We are persuaded by the reasoning expressed in Acuar and Hardi and follow it here. We are also persuaded by the argument that, on balance, a tortfeasor ought not profit from a benefit made possible through the payment of the injured party's insurance premium.
We are not persuaded by defendants' argument that the amount which the health care provider accepted as payment in full for its services from the insurer benefited the parties to the contract but not plaintiff because, from plaintiff's perspective, the amount actually paid was irrelevant so long as plaintiff was not responsible for the excess. The contract exception to section 13-21-111.6 states that amounts for which a plaintiff has been "wholly or partially indemnified or compensated" as a result of a contract do not qualify as a collateral source and are therefore not subject to setoff. Indemnification is a broader term incorporating any compensation made for loss or damage sustained. Black's Law Dictionary 783 (8th ed.2004). Because the General Assembly included in the contract exception amounts for which a plaintiff is either indemnified or compensated, we conclude that the contract exception is broad enough to include the amounts disallowed pursuant to the agreement between plaintiff's insurer and his health care providers. These disallowed amounts clearly reduce the insured's exposure to liability for medical bills. We are not persuaded that the statute was intended to pass this benefit along to the tortfeasor.

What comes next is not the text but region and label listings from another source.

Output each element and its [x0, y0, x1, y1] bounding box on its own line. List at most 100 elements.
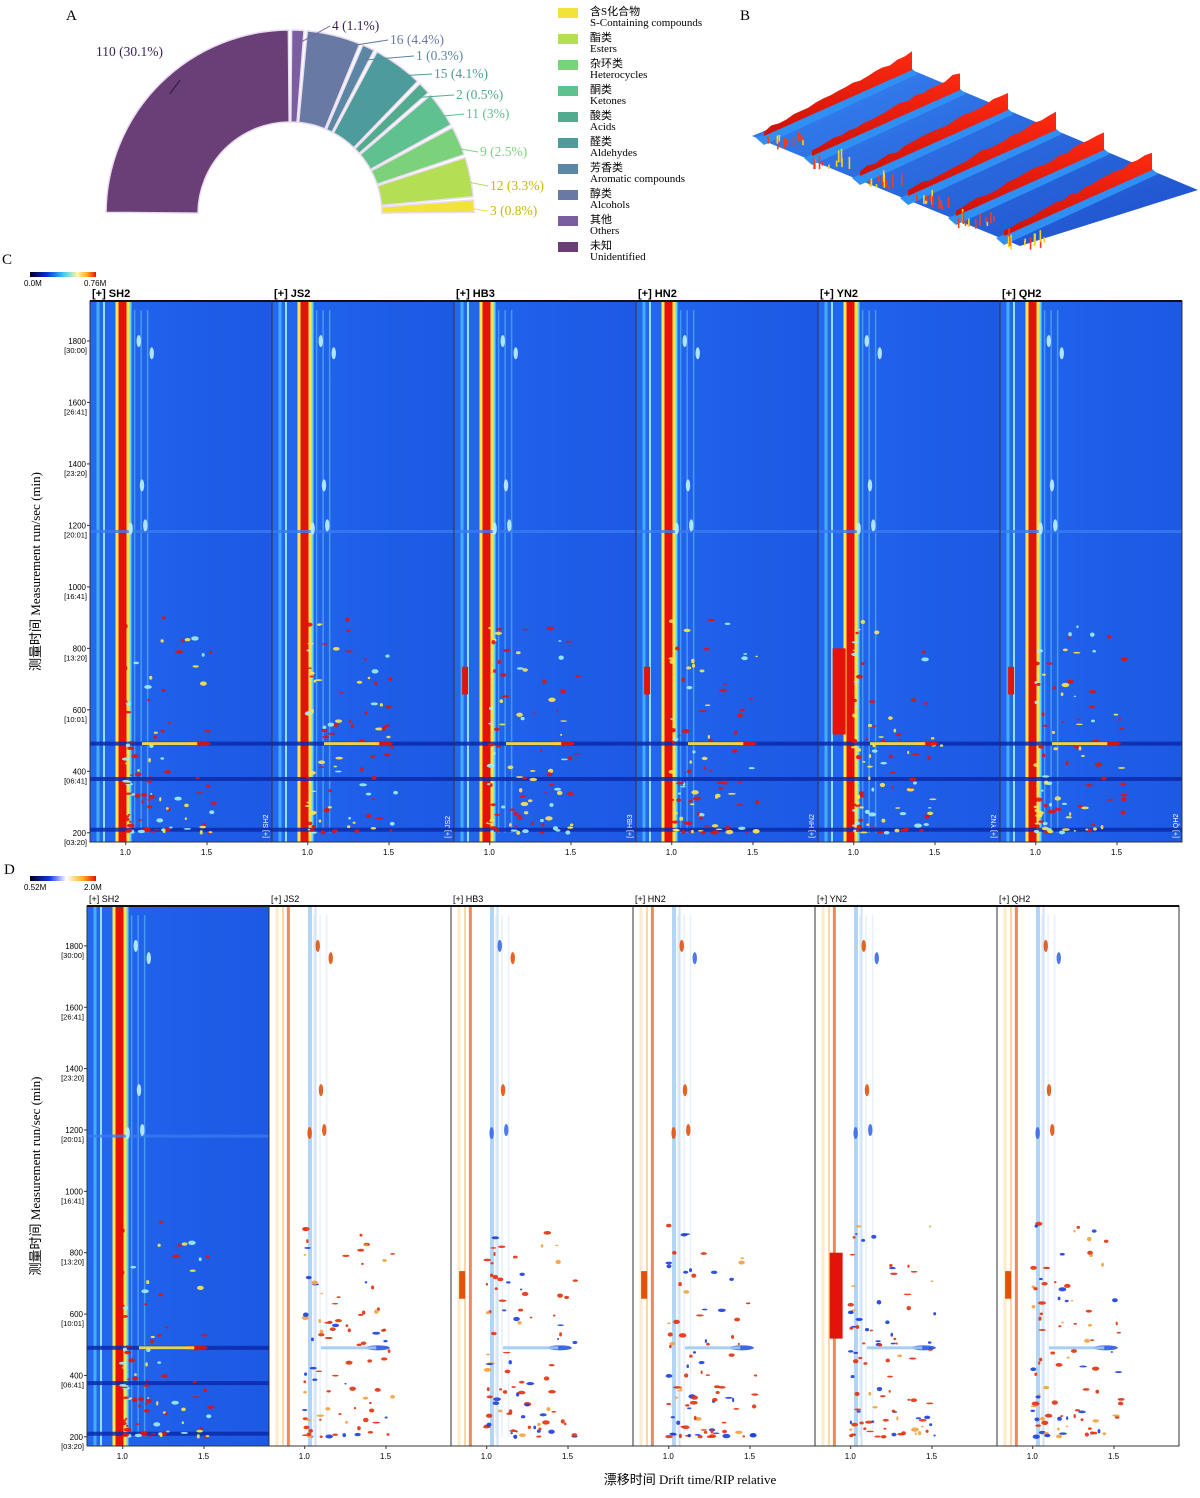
signal-spot [859, 795, 865, 798]
signal-spot [1073, 1229, 1076, 1233]
signal-spot [359, 1233, 363, 1237]
signal-spot [697, 1435, 703, 1439]
signal-spot [199, 1426, 203, 1430]
topographic-3d-plot [752, 51, 1198, 250]
signal-spot [379, 703, 383, 707]
signal-spot [701, 1308, 708, 1311]
signal-spot [359, 739, 365, 742]
legend-label-en-s_containing: S-Containing compounds [590, 17, 702, 29]
signal-spot [866, 765, 873, 768]
signal-spot [876, 1300, 882, 1305]
signal-spot [866, 823, 870, 827]
late-spot [1046, 1084, 1052, 1097]
late-spot [149, 347, 154, 360]
signal-spot [864, 809, 870, 814]
x-tick-label: 1.5 [1108, 1452, 1120, 1461]
signal-spot [306, 713, 313, 715]
late-spot [1050, 1123, 1055, 1136]
diff-streak [1042, 906, 1045, 1446]
signal-spot [933, 1312, 937, 1316]
b-rip-ridge-2 [812, 73, 960, 156]
signal-spot [369, 1408, 375, 1413]
signal-spot [509, 1429, 518, 1433]
signal-spot [485, 1363, 494, 1365]
signal-spot [1110, 1351, 1114, 1353]
signal-spot [1076, 1225, 1081, 1229]
signal-spot [165, 807, 169, 810]
signal-spot [850, 1285, 857, 1287]
signal-spot [708, 770, 714, 772]
signal-spot [700, 831, 706, 835]
signal-spot [1102, 1432, 1107, 1436]
signal-spot [692, 663, 696, 668]
late-spot [136, 1084, 142, 1097]
y-tick-label: 600 [73, 706, 87, 715]
dimer-trace [689, 915, 692, 1437]
signal-spot [529, 769, 536, 772]
signal-spot [319, 1435, 323, 1438]
signal-spot [387, 1349, 391, 1353]
signal-spot [885, 1320, 890, 1325]
signal-spot [1087, 1427, 1092, 1430]
rip-edge [1039, 301, 1042, 842]
signal-spot [1084, 1432, 1089, 1437]
signal-spot [496, 745, 502, 748]
signal-spot [851, 1422, 858, 1427]
signal-spot [921, 650, 926, 654]
signal-spot [1036, 682, 1041, 686]
signal-spot [1101, 1262, 1104, 1267]
signal-spot [318, 819, 322, 823]
signal-spot [672, 737, 679, 742]
signal-spot [1067, 679, 1074, 684]
x-tick-label: 1.5 [198, 1452, 210, 1461]
signal-spot [852, 649, 859, 652]
signal-spot [557, 1293, 563, 1298]
late-spot [877, 347, 882, 360]
legend-swatch-acids [558, 112, 578, 122]
signal-spot [122, 1366, 126, 1369]
signal-spot [125, 1424, 129, 1427]
signal-spot [551, 1410, 557, 1413]
signal-spot [880, 739, 886, 743]
band-dark [272, 776, 454, 781]
signal-spot [1073, 1413, 1076, 1419]
late-spot [136, 334, 141, 347]
signal-spot [879, 1395, 886, 1398]
signal-spot [156, 818, 164, 823]
signal-spot [1120, 782, 1127, 786]
signal-spot [914, 1432, 917, 1435]
late-spot [867, 479, 873, 492]
signal-spot [156, 1401, 159, 1406]
signal-spot [171, 1400, 179, 1405]
panel-background [451, 906, 633, 1446]
signal-spot [308, 1428, 313, 1433]
signal-spot [748, 767, 755, 770]
diff-streak [678, 906, 681, 1446]
signal-spot [364, 1281, 368, 1284]
signal-spot [124, 624, 128, 629]
signal-spot [364, 658, 367, 661]
signal-spot [856, 748, 862, 752]
x-tick-label: 1.0 [845, 1452, 857, 1461]
dimer-trace [683, 915, 685, 1437]
signal-spot [1058, 830, 1066, 835]
signal-spot [307, 642, 314, 645]
signal-spot [483, 1258, 492, 1262]
signal-spot [172, 1254, 181, 1259]
signal-spot [322, 725, 327, 730]
y-tick-label: 400 [73, 767, 87, 776]
signal-spot [699, 669, 705, 673]
signal-spot [161, 616, 167, 620]
dimer-trace [497, 310, 500, 833]
signal-spot [556, 790, 563, 796]
signal-spot [124, 710, 132, 714]
signal-spot [927, 1341, 932, 1344]
pie-label-others: 4 (1.1%) [332, 18, 379, 33]
signal-spot [143, 1408, 150, 1413]
panel-label-b: B [740, 8, 750, 24]
late-spot [315, 939, 320, 952]
signal-spot [332, 1433, 339, 1436]
signal-spot [729, 1277, 734, 1281]
signal-spot [390, 1253, 396, 1255]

Thus, we conclude that the contract between plaintiff's insurer and the health care providers which decreased the amount actually paid for plaintiff's medical care inured to plaintiff's benefit and falls within the contract exception to section 13-21-111.6.
Moreover, if defendants were permitted to reduce the damages award by the amount the insurer saved under its reduction agreement with the health care providers, plaintiff would receive no benefit for having the foresight to purchase insurance. See Van Waters, 840 P.2d at 1081 (Rovira, J., specially concurring). Under defendants' proposal, a plaintiff who lacked the foresight to secure adequate insurance would then be entitled to a greater damages award than a plaintiff who had obtained insurance coverage because the uninsured or underinsured individual would not be the beneficiary of reduced medical bills. Such a paradox would, in our view, frustrate the General Assembly's goal in enacting section 13-21-111.6 of ensuring each defendant pays his or her full share of a plaintiff's damages and losses. Colo. Permanente, 926 P.2d at 1232.

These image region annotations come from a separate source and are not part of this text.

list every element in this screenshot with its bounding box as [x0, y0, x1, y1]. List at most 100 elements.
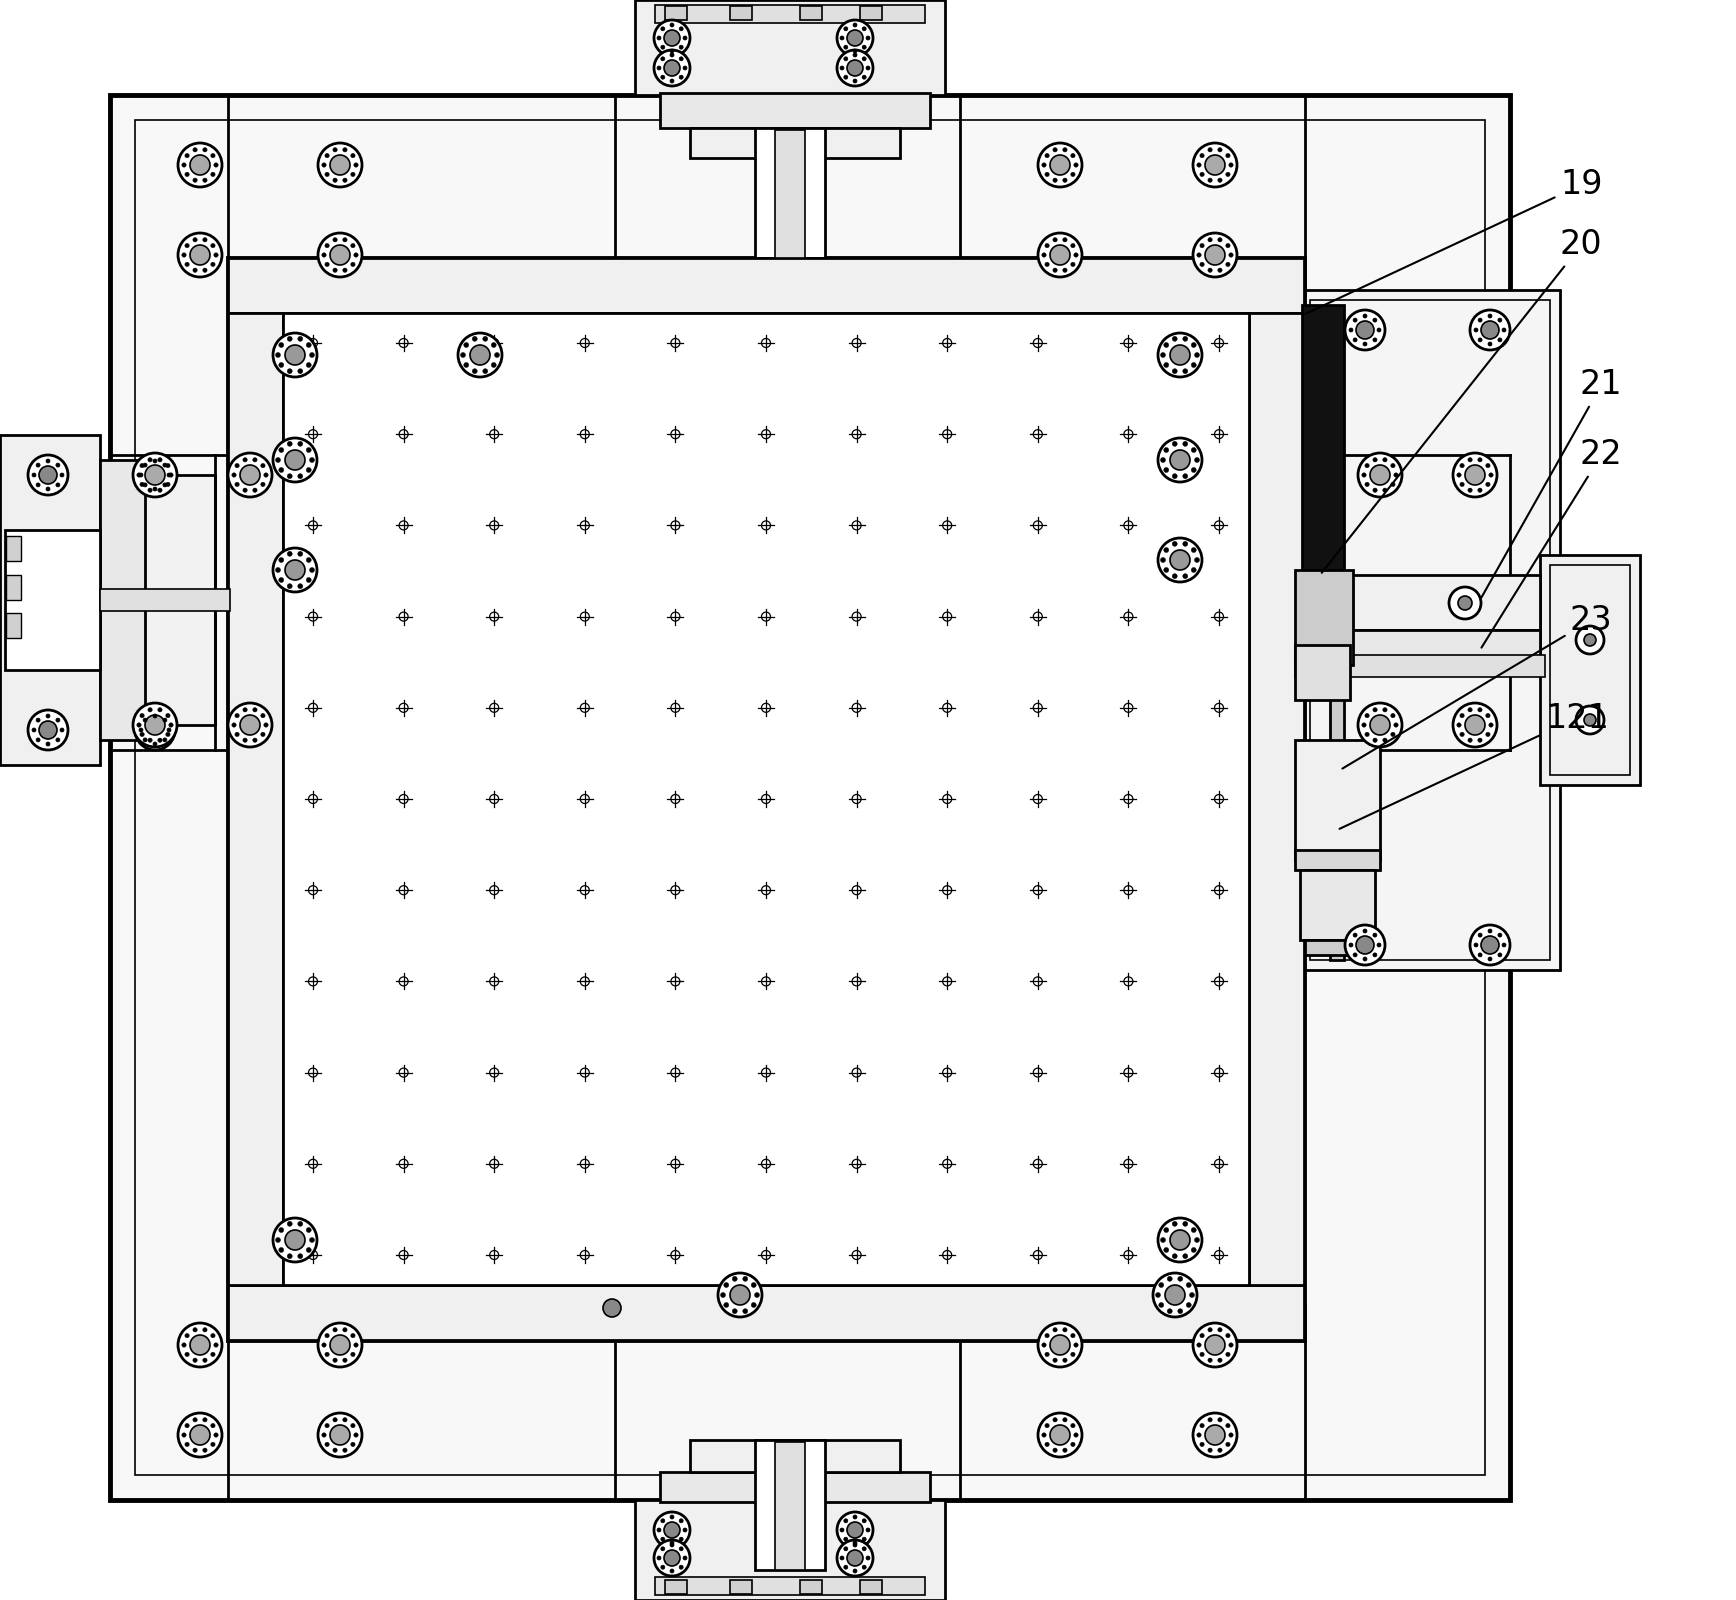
Circle shape: [210, 1333, 215, 1338]
Circle shape: [179, 234, 222, 277]
Circle shape: [260, 482, 266, 486]
Circle shape: [210, 154, 215, 158]
Circle shape: [1038, 1413, 1082, 1458]
Circle shape: [656, 1555, 661, 1560]
Circle shape: [1489, 474, 1493, 477]
Bar: [227, 314, 283, 1285]
Circle shape: [1172, 474, 1177, 478]
Bar: [774, 1442, 806, 1570]
Circle shape: [1191, 1248, 1196, 1253]
Circle shape: [844, 58, 847, 61]
Circle shape: [852, 53, 858, 58]
Circle shape: [1038, 142, 1082, 187]
Circle shape: [351, 1352, 356, 1357]
Circle shape: [203, 1328, 207, 1331]
Circle shape: [470, 346, 490, 365]
Circle shape: [1226, 1424, 1231, 1427]
Circle shape: [325, 1352, 330, 1357]
Circle shape: [184, 1424, 189, 1427]
Circle shape: [1370, 715, 1391, 734]
Circle shape: [837, 1512, 873, 1549]
Circle shape: [286, 552, 292, 557]
Circle shape: [1358, 702, 1403, 747]
Circle shape: [866, 1528, 870, 1533]
Circle shape: [1460, 464, 1463, 467]
Bar: [227, 1285, 1304, 1341]
Circle shape: [1167, 1277, 1172, 1282]
Circle shape: [193, 178, 198, 182]
Circle shape: [234, 482, 240, 486]
Circle shape: [679, 58, 684, 61]
Circle shape: [1481, 322, 1498, 339]
Circle shape: [1153, 1274, 1198, 1317]
Circle shape: [1217, 178, 1222, 182]
Circle shape: [139, 474, 142, 477]
Text: 19: 19: [1305, 168, 1602, 314]
Circle shape: [318, 1413, 363, 1458]
Circle shape: [333, 178, 337, 182]
Circle shape: [1498, 954, 1502, 957]
Circle shape: [1364, 464, 1370, 467]
Circle shape: [1469, 738, 1472, 742]
Circle shape: [1583, 634, 1595, 646]
Circle shape: [1186, 1283, 1191, 1288]
Circle shape: [45, 714, 50, 718]
Circle shape: [1200, 1442, 1205, 1446]
Circle shape: [306, 363, 311, 368]
Circle shape: [1160, 352, 1165, 357]
Circle shape: [203, 178, 207, 182]
Circle shape: [1200, 262, 1205, 267]
Circle shape: [1177, 1309, 1182, 1314]
Circle shape: [1457, 474, 1462, 477]
Circle shape: [1200, 173, 1205, 176]
Circle shape: [1172, 541, 1177, 546]
Circle shape: [325, 173, 330, 176]
Circle shape: [36, 718, 40, 722]
Circle shape: [1477, 458, 1483, 462]
Circle shape: [333, 1448, 337, 1453]
Circle shape: [325, 243, 330, 248]
Bar: [1300, 574, 1540, 630]
Circle shape: [1182, 1221, 1187, 1226]
Circle shape: [1052, 269, 1057, 272]
Circle shape: [661, 1538, 665, 1541]
Circle shape: [1373, 954, 1377, 957]
Circle shape: [165, 733, 170, 736]
Circle shape: [840, 35, 844, 40]
Circle shape: [1182, 336, 1187, 341]
Circle shape: [299, 552, 302, 557]
Circle shape: [1226, 1333, 1231, 1338]
Circle shape: [1193, 142, 1238, 187]
Circle shape: [852, 1570, 858, 1573]
Circle shape: [1583, 714, 1595, 726]
Circle shape: [1217, 1358, 1222, 1363]
Bar: [1300, 870, 1375, 939]
Circle shape: [1364, 482, 1370, 486]
Bar: [800, 1581, 823, 1594]
Bar: [635, 1501, 944, 1600]
Circle shape: [351, 243, 356, 248]
Circle shape: [1191, 547, 1196, 552]
Circle shape: [203, 1358, 207, 1363]
Circle shape: [1196, 1342, 1201, 1347]
Circle shape: [1071, 154, 1075, 158]
Circle shape: [56, 738, 61, 742]
Text: 121: 121: [1340, 701, 1609, 829]
Circle shape: [1172, 336, 1177, 341]
Circle shape: [670, 1570, 674, 1573]
Bar: [1295, 654, 1545, 677]
Circle shape: [56, 462, 61, 467]
Circle shape: [1191, 363, 1196, 368]
Circle shape: [351, 1333, 356, 1338]
Circle shape: [670, 50, 674, 53]
Circle shape: [1363, 314, 1366, 318]
Circle shape: [1460, 733, 1463, 736]
Circle shape: [333, 1328, 337, 1331]
Circle shape: [1045, 154, 1049, 158]
Circle shape: [731, 1285, 750, 1306]
Circle shape: [679, 45, 684, 50]
Circle shape: [299, 368, 302, 374]
Circle shape: [844, 1538, 847, 1541]
Circle shape: [342, 237, 347, 242]
Circle shape: [1352, 338, 1358, 342]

We therefore conclude that the trial court erred by reducing plaintiff's damages award by the amount in excess of the medical bills actually paid on plaintiff's behalf. The contract exception to section 13-21-111.6 applies in this case.
B.
Because we conclude that the contract exception to section 13-21-111.6 applies to the disallowed charges, and that plaintiff's damages award should not have been reduced under the statute, we need not address plaintiff's alternative argument that the trial court erred in calculating the amount of the setoff sought by defendants.

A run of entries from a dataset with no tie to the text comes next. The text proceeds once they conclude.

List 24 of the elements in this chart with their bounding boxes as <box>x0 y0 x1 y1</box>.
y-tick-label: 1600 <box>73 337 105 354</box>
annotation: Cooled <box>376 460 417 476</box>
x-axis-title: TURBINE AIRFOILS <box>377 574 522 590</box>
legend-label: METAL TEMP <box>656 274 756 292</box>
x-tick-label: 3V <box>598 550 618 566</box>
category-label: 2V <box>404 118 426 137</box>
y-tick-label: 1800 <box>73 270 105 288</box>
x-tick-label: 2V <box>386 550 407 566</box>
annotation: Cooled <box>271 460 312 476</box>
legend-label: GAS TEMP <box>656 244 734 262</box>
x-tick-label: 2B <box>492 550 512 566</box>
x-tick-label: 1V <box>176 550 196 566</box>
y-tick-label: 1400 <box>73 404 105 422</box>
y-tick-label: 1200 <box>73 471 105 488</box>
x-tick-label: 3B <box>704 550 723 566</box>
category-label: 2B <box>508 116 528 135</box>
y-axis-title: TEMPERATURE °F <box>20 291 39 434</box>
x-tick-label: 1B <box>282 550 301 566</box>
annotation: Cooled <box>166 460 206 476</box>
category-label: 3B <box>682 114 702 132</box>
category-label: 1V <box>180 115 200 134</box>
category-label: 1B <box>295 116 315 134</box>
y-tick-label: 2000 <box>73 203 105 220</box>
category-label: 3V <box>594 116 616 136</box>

That portion of the judgment which reduced the damages award by the amount of the contractually disallowed charges is reversed, and the case is remanded to recalculate the award as provided in this opinion. *714 The judgment is affirmed in all other respects.
Judge FURMAN and Judge PLANK[*] concur.
NOTES
[*] Sitting by assignment of the Chief Justice under provisions of Colo. Const. art. VI, § 5(3), and § 24-51-1105, C.R.S.2008.